Sterilization with the Essure Device was approved by the FDA in 2002. Because placement of the Essure Device can be performed in the physician’s office, this sterilization method has become an increasingly popular method for permanent birth control.



The Essure Device is composed of three separate components. The first component is a polyethylene plastic fiber that induces a fibrotic reaction (scarring) within the tube. The second component is a flexible stainless steel coil that holds the device within the fallopian tube, the third component is a paper-thin, fragile nickel-titanium outer coil. The Essure Device is placed into the interstitial portion of the fallopian tube (the segment of the tube that runs through the muscle of the uterus) and also into the proximal portion of the isthmic portion of the fallopian tube (the segment where the tube meets the uterus).
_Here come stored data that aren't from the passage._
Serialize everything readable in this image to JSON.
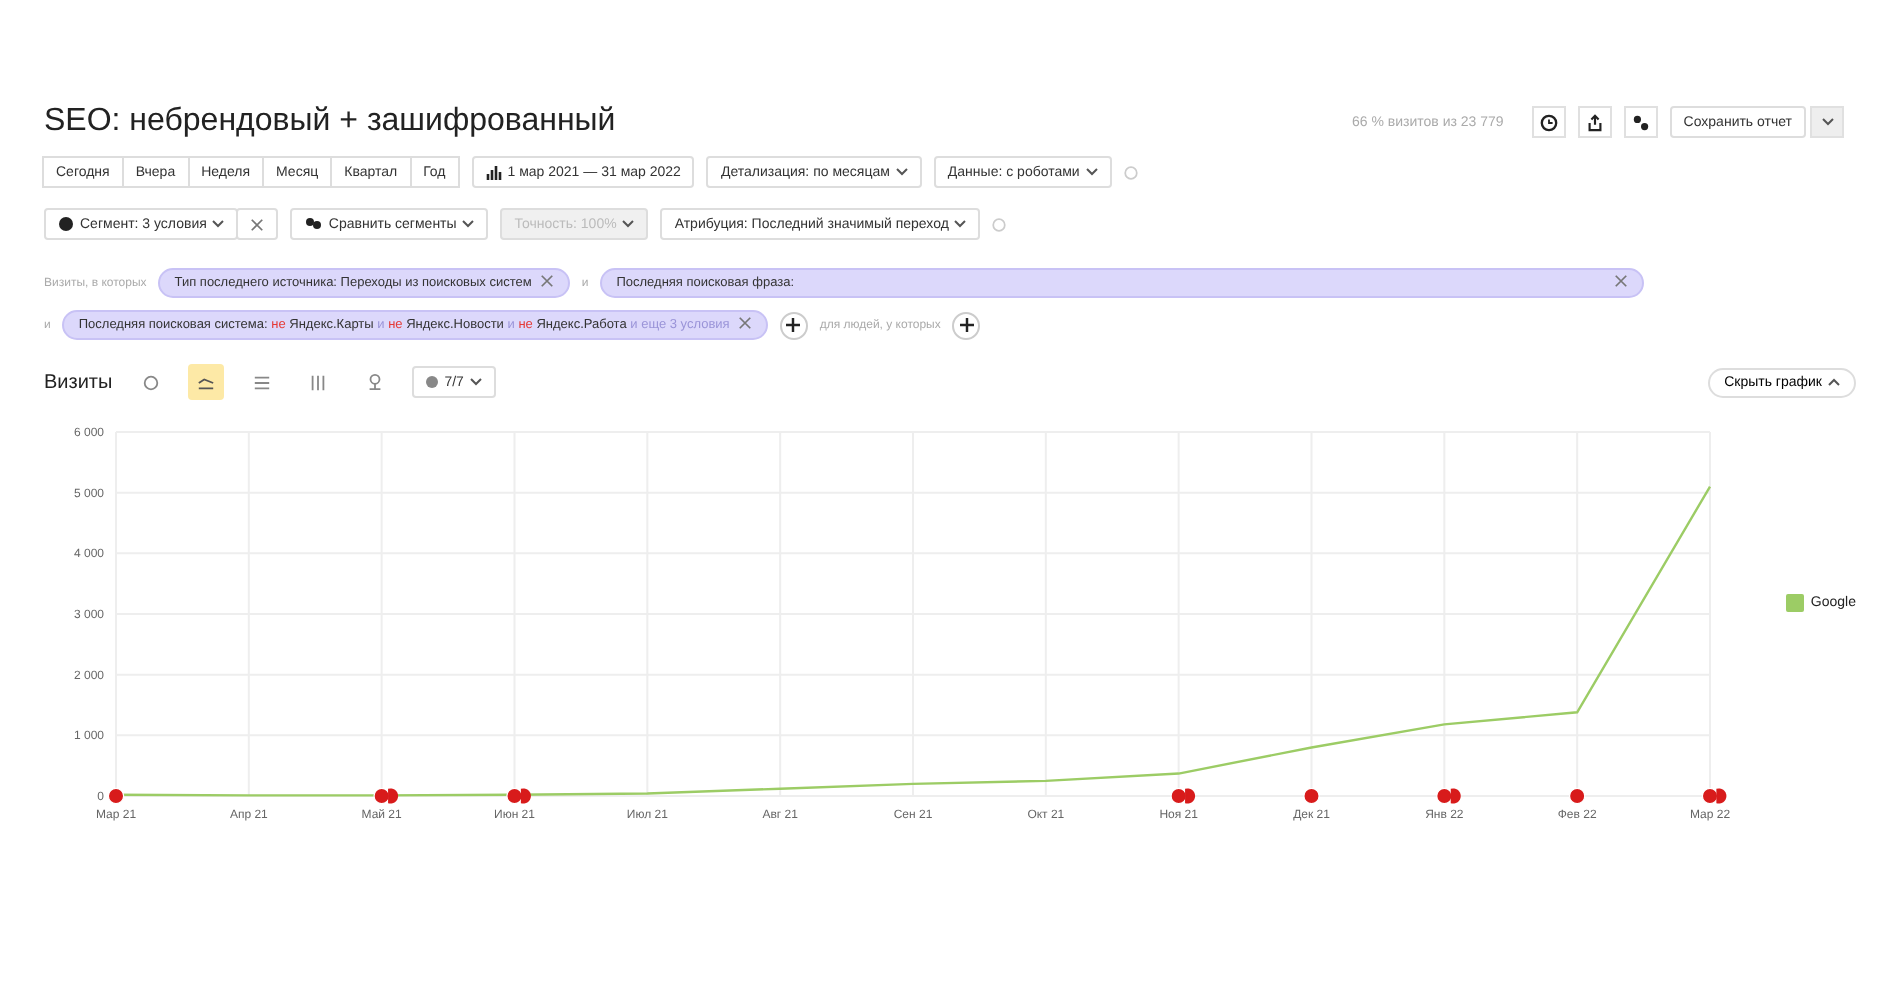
{
  "title": "SEO: небрендовый + зашифрованный",
  "sample_info": "66 % визитов из 23 779",
  "save_button": "Сохранить отчет",
  "periods": [
    {
      "label": "Сегодня",
      "selected": false
    },
    {
      "label": "Вчера",
      "selected": false
    },
    {
      "label": "Неделя",
      "selected": false
    },
    {
      "label": "Месяц",
      "selected": false
    },
    {
      "label": "Квартал",
      "selected": false
    },
    {
      "label": "Год",
      "selected": false
    }
  ],
  "date_range": "1 мар 2021 — 31 мар 2022",
  "detail_dropdown": "Детализация: по месяцам",
  "data_dropdown": "Данные: с роботами",
  "segment_dropdown": "Сегмент: 3 условия",
  "compare_dropdown": "Сравнить сегменты",
  "accuracy_dropdown": {
    "label": "Точность: 100%",
    "disabled": true
  },
  "attribution_dropdown": "Атрибуция: Последний значимый переход",
  "filters": {
    "label": "Визиты, в которых",
    "joiner_1": "и",
    "joiner_2": "и",
    "people_label": "для людей, у которых",
    "chips": [
      {
        "wide": false,
        "parts": [
          {
            "text": "Тип последнего источника: Переходы из поисковых систем",
            "kind": "normal"
          }
        ]
      },
      {
        "wide": true,
        "parts": [
          {
            "text": "Последняя поисковая фраза:",
            "kind": "normal"
          }
        ]
      },
      {
        "wide": false,
        "parts": [
          {
            "text": "Последняя поисковая система: ",
            "kind": "normal"
          },
          {
            "text": "не",
            "kind": "negation"
          },
          {
            "text": " Яндекс.Карты ",
            "kind": "normal"
          },
          {
            "text": "и",
            "kind": "muted"
          },
          {
            "text": " не",
            "kind": "negation"
          },
          {
            "text": " Яндекс.Новости ",
            "kind": "normal"
          },
          {
            "text": "и",
            "kind": "muted"
          },
          {
            "text": " не",
            "kind": "negation"
          },
          {
            "text": " Яндекс.Работа ",
            "kind": "normal"
          },
          {
            "text": "и еще 3 условия",
            "kind": "muted"
          }
        ]
      }
    ]
  },
  "chart_header": {
    "title": "Визиты",
    "chart_types": [
      {
        "kind": "pie",
        "selected": false
      },
      {
        "kind": "line",
        "selected": true
      },
      {
        "kind": "stacked",
        "selected": false
      },
      {
        "kind": "bars",
        "selected": false
      },
      {
        "kind": "map",
        "selected": false
      }
    ],
    "series_count": "7/7",
    "hide_button": "Скрыть график"
  },
  "chart": {
    "chart_data": {
      "type": "line",
      "categories": [
        "Мар 21",
        "Апр 21",
        "Май 21",
        "Июн 21",
        "Июл 21",
        "Авг 21",
        "Сен 21",
        "Окт 21",
        "Ноя 21",
        "Дек 21",
        "Янв 22",
        "Фев 22",
        "Мар 22"
      ],
      "series": [
        {
          "name": "Google",
          "color": "#9ccc65",
          "values": [
            20,
            10,
            10,
            20,
            40,
            120,
            200,
            250,
            370,
            800,
            1180,
            1380,
            5100
          ]
        }
      ],
      "ylim": [
        0,
        6000
      ],
      "grid": true,
      "yticks": [
        {
          "value": 0,
          "label": "0"
        },
        {
          "value": 1000,
          "label": "1 000"
        },
        {
          "value": 2000,
          "label": "2 000"
        },
        {
          "value": 3000,
          "label": "3 000"
        },
        {
          "value": 4000,
          "label": "4 000"
        },
        {
          "value": 5000,
          "label": "5 000"
        },
        {
          "value": 6000,
          "label": "6 000"
        }
      ]
    },
    "legend_checked": true,
    "event_markers": [
      {
        "shown": true,
        "multiple": false
      },
      {
        "shown": false
      },
      {
        "shown": true,
        "multiple": true
      },
      {
        "shown": true,
        "multiple": true
      },
      {
        "shown": false
      },
      {
        "shown": false
      },
      {
        "shown": false
      },
      {
        "shown": false
      },
      {
        "shown": true,
        "multiple": true
      },
      {
        "shown": true,
        "multiple": false
      },
      {
        "shown": true,
        "multiple": true
      },
      {
        "shown": true,
        "multiple": false
      },
      {
        "shown": true,
        "multiple": true
      }
    ]
  }
}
The Essure Device is embedded or scarred into these segments of the fallopian tubes. This scarring of the fallopian tubes blocks the sperm from entering the tubes and prevents pregnancy.

Essure Image


The Essure Reversal procedure is performed under general anesthesia through a two to four inch abdominal incision. Using the principles of microsurgery, the fallopian tube is incised about a half inch from its insertion into the uterus. Meticulous care is utilized to remove the Essure Device making sure that all three components of the device have been removed in their entirety. Following this, the interstitial portion of the fallopian tube is dilated with lacrimal (tear duct) probes to ensure that this portion of the fallopian tube remains open. Then, continuing with microsurgery, the isthmic portion of the fallopian tube is reattached to the uterus. This procedure is then repeated on the other fallopian tube.

Following the completion of the contralateral fallopian tube, the small incision is closed and injected with a long lasting anesthetic agent. After observation in the recovery room, the patient is discharged home. Recovery is typically five to seven days.

The other method to perform an Essure Reversal is by performing a tubocornual implantation. In this method, an incision (hole) is made into the back of the uterus and the (interstitial portion of) fallopian tube is pulled into this incision. However, there is the risk of uterine rupture where the uterus tears apart during labor due to a weakness in the uterus (from the incision or hole). This complication can be fatal to the fetus and to the mother. This type of Essure Reversal method is not endorsed or performed by the Tubal Reversal Experts.


Is the Essure Reversal similar to the other tubal reversals that you perform?
While the principles of microsurgery are utilized for all our tubal reversals, the Essure Reversal is the most complicated procedure of all tubal reversals. The surgery involves two components; 1) removal of the Essure Device and 2) subsequent microsurgical anastomosis. Because of the additional time involved in this procedure it is more expensive than other types of tubal reversals.